Reflexivity in Online Distance Education

Marco Espinoza and Carolyn Mamchur

Grant program: Teaching and Learning Development Grant (TLDG)

Grant recipient: Carolyn Mamchur, Faculty of Education

Project team: Marco Espinoza, research assistant

Timeframe: March 2011 to April 2012

Funding: $3000


Poster presentation: View a poster (PDF) describing this project from the 2012 Symposium on Teaching and Learning


Description: This investigation is concerned with student engagement in online learning, where engagement is defined as “meaningful participation.” While “participation” can be demonstrated with relative ease through empirical means (e.g., percentage of completed assignments), it is a far more arduous task to demonstrate “meaningfulness.”

This study will analyze student writings from class-related email conversations and course assignments submitted for three past and present SFU online education courses: EDUC 326, EDUC 412, and EDUC 485. The data will be analyzed strictly for the purpose of studying the programs (i.e., course design). All three courses have been designed to foster active learning (i.e., meaningful participation), and the analysis of their effectiveness will consist of two layers. The first level will be conducted by a research assistant and will use language-game analysis to codify and collate the student data. Once the language-game analysis has been done, the principal investigator will analyze the material in terms of William Glasser’s five needs for experiencing personal satisfaction – security, acceptance, power, pleasure, freedom – to search for evidence that the courses do or do not meet these needs. Specific examples of student “talk” will be included in our report for the purpose of clarity and so that others who might want to replicate the research may be guided by our findings.

Our objective is to identify ways in which online courses and practices can be modified to promote meaningful participation by students through dialogue and needs fulfillment; and to develop documentation and recommendations for increasing student engagement in online learning as part of SFU’s cultural shift towards a greater emphasis on teaching and learning.

Questions: How can a collaborative and personally satisfying learning environment be created in a virtual classroom?

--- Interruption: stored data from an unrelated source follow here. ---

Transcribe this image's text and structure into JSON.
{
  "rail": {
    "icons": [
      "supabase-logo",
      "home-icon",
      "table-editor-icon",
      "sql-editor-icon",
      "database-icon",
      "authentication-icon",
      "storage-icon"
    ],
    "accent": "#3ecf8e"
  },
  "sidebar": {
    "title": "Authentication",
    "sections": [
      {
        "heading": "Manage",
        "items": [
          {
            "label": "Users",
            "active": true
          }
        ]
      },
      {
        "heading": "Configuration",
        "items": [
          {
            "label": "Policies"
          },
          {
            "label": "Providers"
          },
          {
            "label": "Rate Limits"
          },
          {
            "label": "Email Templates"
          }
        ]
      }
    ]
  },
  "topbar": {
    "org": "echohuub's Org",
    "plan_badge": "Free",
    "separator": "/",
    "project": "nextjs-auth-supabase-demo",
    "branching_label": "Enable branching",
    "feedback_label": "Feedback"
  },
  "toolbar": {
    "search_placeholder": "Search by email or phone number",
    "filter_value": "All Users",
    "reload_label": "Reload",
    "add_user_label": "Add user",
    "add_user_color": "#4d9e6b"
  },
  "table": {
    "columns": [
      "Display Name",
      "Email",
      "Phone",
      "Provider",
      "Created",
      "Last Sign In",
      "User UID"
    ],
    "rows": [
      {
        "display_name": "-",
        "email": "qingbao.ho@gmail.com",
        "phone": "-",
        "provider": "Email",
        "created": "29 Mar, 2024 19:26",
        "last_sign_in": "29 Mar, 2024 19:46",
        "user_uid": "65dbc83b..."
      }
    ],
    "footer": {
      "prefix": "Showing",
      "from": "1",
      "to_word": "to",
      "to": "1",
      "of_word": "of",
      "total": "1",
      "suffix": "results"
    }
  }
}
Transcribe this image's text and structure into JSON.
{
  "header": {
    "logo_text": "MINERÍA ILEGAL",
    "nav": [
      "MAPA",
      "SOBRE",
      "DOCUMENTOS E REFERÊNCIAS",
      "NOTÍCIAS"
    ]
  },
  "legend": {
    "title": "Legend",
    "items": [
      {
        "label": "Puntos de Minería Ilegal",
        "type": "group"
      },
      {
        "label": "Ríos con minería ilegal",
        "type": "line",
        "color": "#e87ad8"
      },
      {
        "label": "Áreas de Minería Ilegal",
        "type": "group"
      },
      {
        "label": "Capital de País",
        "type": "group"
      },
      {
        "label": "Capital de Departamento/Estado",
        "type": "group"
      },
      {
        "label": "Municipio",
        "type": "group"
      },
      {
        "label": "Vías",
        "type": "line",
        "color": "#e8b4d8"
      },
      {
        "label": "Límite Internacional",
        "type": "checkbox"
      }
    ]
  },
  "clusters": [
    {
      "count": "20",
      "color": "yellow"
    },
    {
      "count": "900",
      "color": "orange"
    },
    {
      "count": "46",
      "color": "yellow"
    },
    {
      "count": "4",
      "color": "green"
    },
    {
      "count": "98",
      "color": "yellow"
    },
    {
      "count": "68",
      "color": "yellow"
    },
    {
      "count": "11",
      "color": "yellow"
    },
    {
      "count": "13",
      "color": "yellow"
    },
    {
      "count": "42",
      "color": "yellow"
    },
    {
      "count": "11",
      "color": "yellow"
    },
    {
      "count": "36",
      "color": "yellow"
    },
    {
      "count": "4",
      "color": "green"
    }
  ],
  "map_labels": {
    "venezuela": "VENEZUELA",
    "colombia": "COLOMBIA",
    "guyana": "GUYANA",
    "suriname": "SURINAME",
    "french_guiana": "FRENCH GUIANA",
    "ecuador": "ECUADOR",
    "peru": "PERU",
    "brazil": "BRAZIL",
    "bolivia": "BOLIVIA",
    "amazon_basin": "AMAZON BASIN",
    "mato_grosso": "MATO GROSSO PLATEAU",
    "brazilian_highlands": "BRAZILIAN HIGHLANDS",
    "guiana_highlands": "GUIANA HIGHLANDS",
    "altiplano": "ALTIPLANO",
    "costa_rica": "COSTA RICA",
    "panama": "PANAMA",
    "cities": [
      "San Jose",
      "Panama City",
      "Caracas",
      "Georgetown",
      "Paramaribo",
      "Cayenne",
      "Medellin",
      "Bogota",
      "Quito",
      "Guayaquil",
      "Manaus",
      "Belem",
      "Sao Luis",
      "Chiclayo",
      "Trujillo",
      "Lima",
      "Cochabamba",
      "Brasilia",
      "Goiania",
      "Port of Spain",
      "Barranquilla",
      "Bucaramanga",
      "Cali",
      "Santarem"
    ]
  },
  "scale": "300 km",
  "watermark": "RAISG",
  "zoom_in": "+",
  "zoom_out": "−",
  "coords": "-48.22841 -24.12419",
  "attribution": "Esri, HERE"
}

Knowledge sharing: The results of this project will be presented in an article for publication. We will also prepare a report for the Teaching and Learning Centre and for the Vice-President, Academic’s Advisory Committee on Teaching and Learning, which includes the University Teaching Fellows.

Mamchur, C. (2012, May). Reflextivity in Online Distance Education. Poster session presented at the Symposium on Teaching and Learning: Leading Change @SFU, Simon Fraser University, Burnaby, BC.